I tak jak pisałem kiedyś, za to co mu zrobiło Ducati powinien zabrać jedynkę ze sobą …
Tylko co mu zrobiło Ducati?
W sezonie w którym odchodził Miller, to Bastianini, a nie Martin był pretendentem do tytułu mistrza MotoGP niemal do samego końca, a nie Martin.
Wybór Bastianiniego był logiczny i oczywisty !
W kolejnym sezonie, Bastianini padł ofiarą wywrotki która kosztowała go kontuzję.
Co miało zrobić Ducati? Pożegnać wracającego do zdrowia Bastianiniego na rzecz drugiego w tym modelu w klasyfikacji generalnej, na dodatek włocha?
Martin miał zapis w kontrakcie, że zwycięstwo w klasyfikacji generalnej daje mu awans do fabryki .Formalnie nie spełnił tego warunku i tylko w gestii Ducati pozostało to kogo zatrudnią.
Na dodatek Martin zamiast zbierać punkty, to odstawiał jakieś szopki jeżdżąc za Pecco w treningach i kwalifikacjach .

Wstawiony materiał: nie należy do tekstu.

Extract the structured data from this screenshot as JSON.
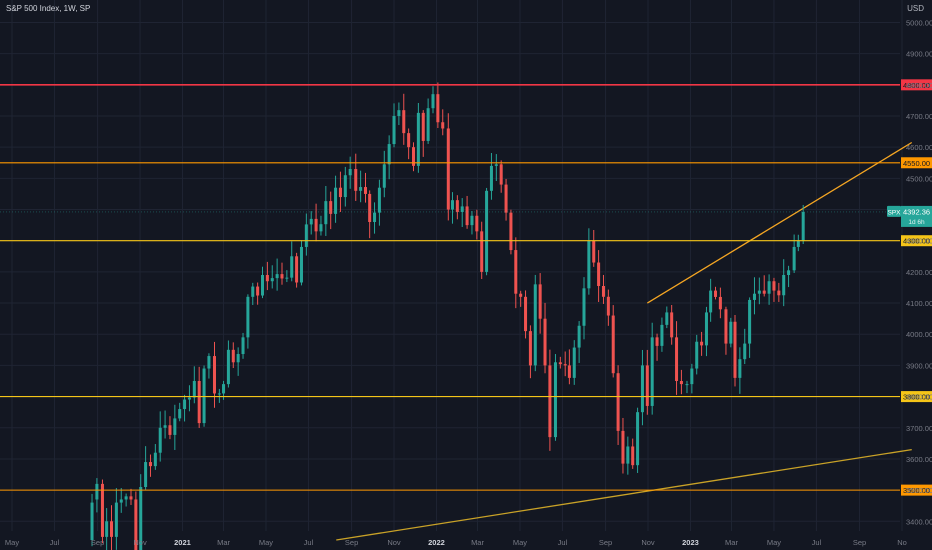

Nikt mi nie powie, że to nie odbija się negatywnie na opinii u przyszłego pracodawcy.
Teraz obecny sezon – Ducati ma do wyboru 8 krotnego mistrza świata, lub dwóch młodszych pretendentowi do tytułu.
No przepraszam z całym szacunkiem dla Martina, ale wizerunkowo , dorobkiem nie ma czego szukać przy Marqez’ie !
Więc co takiego zrobiło Ducati Martinowi, ma fabryczny motocykl z pełnym wsparciem technicznym, jaka inną satelita kiedykolwiek dysponowała takimi możliwościami???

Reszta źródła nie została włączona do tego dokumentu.